Did Austria really invent France’s iconic croissant?

It's often said that Austria in fact invented the croissant - and some even claim that Marie Antoinette brought it to France - but the real story is a little more complicated than that.

Did Austria really invent France's iconic croissant?

The croissant is probably the food product most closely associated with France (tied with the baguette) but is it even French? Well, it depends on how you look at it.

The French croissant is usually credited to a couple of Austrian migrants – August Zang and Ernest Schwartzer, who opened a bakery in Paris in the 1830s. They specialised in the pastries and cakes of their homeland and are generally agreed to have popularised the kipferl in France.

Listen to the team from The Local discussing croissants in the latest episode of the Talking France podcast. Listen here or on the link below

The kipferl shows up in records in Austria at least as early as the 13th century, so it definitely pre-dates the croissant.

In the 1800s the French went crazy for Austrian pastries, which is why we talk about viennoiseries (referencing Austrian capital Vienna) to refer to breakfast pastries such as croissants, pain au chocolat and pain au raisin.

But is a kipferl a croissant? The original recipe called for the roll to be made of bread, not pastry, and modern recipes call for a light yeast dough, often scented with vanilla.

Delicious, undoubtedly, but a croissaint . . .
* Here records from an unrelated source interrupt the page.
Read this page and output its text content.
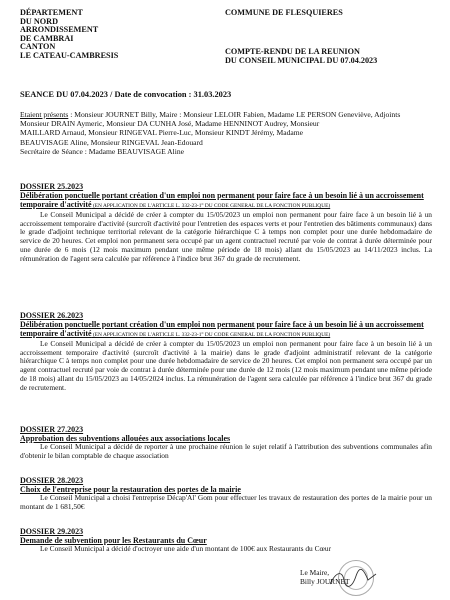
DÉPARTEMENT
DU NORD
ARRONDISSEMENT
DE CAMBRAI
CANTON
LE CATEAU-CAMBRESIS
COMMUNE DE FLESQUIERES
COMPTE-RENDU DE LA REUNION
DU CONSEIL MUNICIPAL DU 07.04.2023
SEANCE DU 07.04.2023 / Date de convocation : 31.03.2023

Etaient présents : Monsieur JOURNET Billy, Maire : Monsieur LELOIR Fabien, Madame LE PERSON Geneviève, Adjoints

Monsieur DRAIN Aymeric, Monsieur DA CUNHA José, Madame HENNINOT Audrey, Monsieur

MAILLARD Arnaud, Monsieur RINGEVAL Pierre-Luc, Monsieur KINDT Jérémy, Madame

BEAUVISAGE Aline, Monsieur RINGEVAL Jean-Edouard

Secrétaire de Séance : Madame BEAUVISAGE Aline

DOSSIER 25.2023

Délibération ponctuelle portant création d'un emploi non permanent pour faire face à un besoin lié à un accroissement temporaire d'activité (EN APPLICATION DE L'ARTICLE L. 332-23-1° DU CODE GENERAL DE LA FONCTION PUBLIQUE)

Le Conseil Municipal a décidé de créer à compter du 15/05/2023 un emploi non permanent pour faire face à un besoin lié à un accroissement temporaire d'activité (surcroît d'activité pour l'entretien des espaces verts et pour l'entretien des bâtiments communaux) dans le grade d'adjoint technique territorial relevant de la catégorie hiérarchique C à temps non complet pour une durée hebdomadaire de service de 20 heures. Cet emploi non permanent sera occupé par un agent contractuel recruté par voie de contrat à durée déterminée pour une durée de 6 mois (12 mois maximum pendant une même période de 18 mois) allant du 15/05/2023 au 14/11/2023 inclus. La rémunération de l'agent sera calculée par référence à l'indice brut 367 du grade de recrutement.

DOSSIER 26.2023

Délibération ponctuelle portant création d'un emploi non permanent pour faire face à un besoin lié à un accroissement temporaire d'activité (EN APPLICATION DE L'ARTICLE L. 332-23-1° DU CODE GENERAL DE LA FONCTION PUBLIQUE)

Le Conseil Municipal a décidé de créer à compter du 15/05/2023 un emploi non permanent pour faire face à un besoin lié à un accroissement temporaire d'activité (surcroît d'activité à la mairie) dans le grade d'adjoint administratif relevant de la catégorie hiérarchique C à temps non complet pour une durée hebdomadaire de service de 20 heures. Cet emploi non permanent sera occupé par un agent contractuel recruté par voie de contrat à durée déterminée pour une durée de 12 mois (12 mois maximum pendant une même période de 18 mois) allant du 15/05/2023 au 14/05/2024 inclus. La rémunération de l'agent sera calculée par référence à l'indice brut 367 du grade de recrutement.

DOSSIER 27.2023

Approbation des subventions allouées aux associations locales

Le Conseil Municipal a décidé de reporter à une prochaine réunion le sujet relatif à l'attribution des subventions communales afin d'obtenir le bilan comptable de chaque association

DOSSIER 28.2023

Choix de l'entreprise pour la restauration des portes de la mairie

Le Conseil Municipal a choisi l'entreprise Décap'Al' Gom pour effectuer les travaux de restauration des portes de la mairie pour un montant de 1 681,50€

DOSSIER 29.2023

Demande de subvention pour les Restaurants du Cœur

Le Conseil Municipal a décidé d'octroyer une aide d'un montant de 100€ aux Restaurants du Cœur

Le Maire,
Billy JOURNET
It wasn’t until the early 20th century that the French baker Sylvain Claudius Goy created a recipe using puff pastry instead.

His instructions specified that the croissant be made of rolled puff pastry, laminated with butter to create layers – and this is how modern day croissants are made.

The pastry layers are what creates the distinctive crumb-scattering deliciousness that is a croissant.

So did the Austrians invent the croissant or did they just invent a curved bread roll? Or should France and Austria share the credit and chalk this one up to another great success from international cooperation?

One thing that is certainly French is the name – croissant in French simply means ‘crescent’ and refers to the shape of the breakfast pastry.

It’s used in other contexts too – for example Le Mouvement international de la Croix-Rouge et du Croissant-Rouge – is how the International Red Cross and Red Crescent Movement is referred to in French.

And Marie Antoinette?

This historical rumour is almost certainly rubbish.

Although Marie Antoinette was indeed Austrian, the first record of the croissant does not appear in Paris until at least 40 years after her death and the two Austrian bakers credited with introducing the croissant weren’t even born when she met her end on the guillotine in 1793.

Also, she never said ‘let them eat cake’.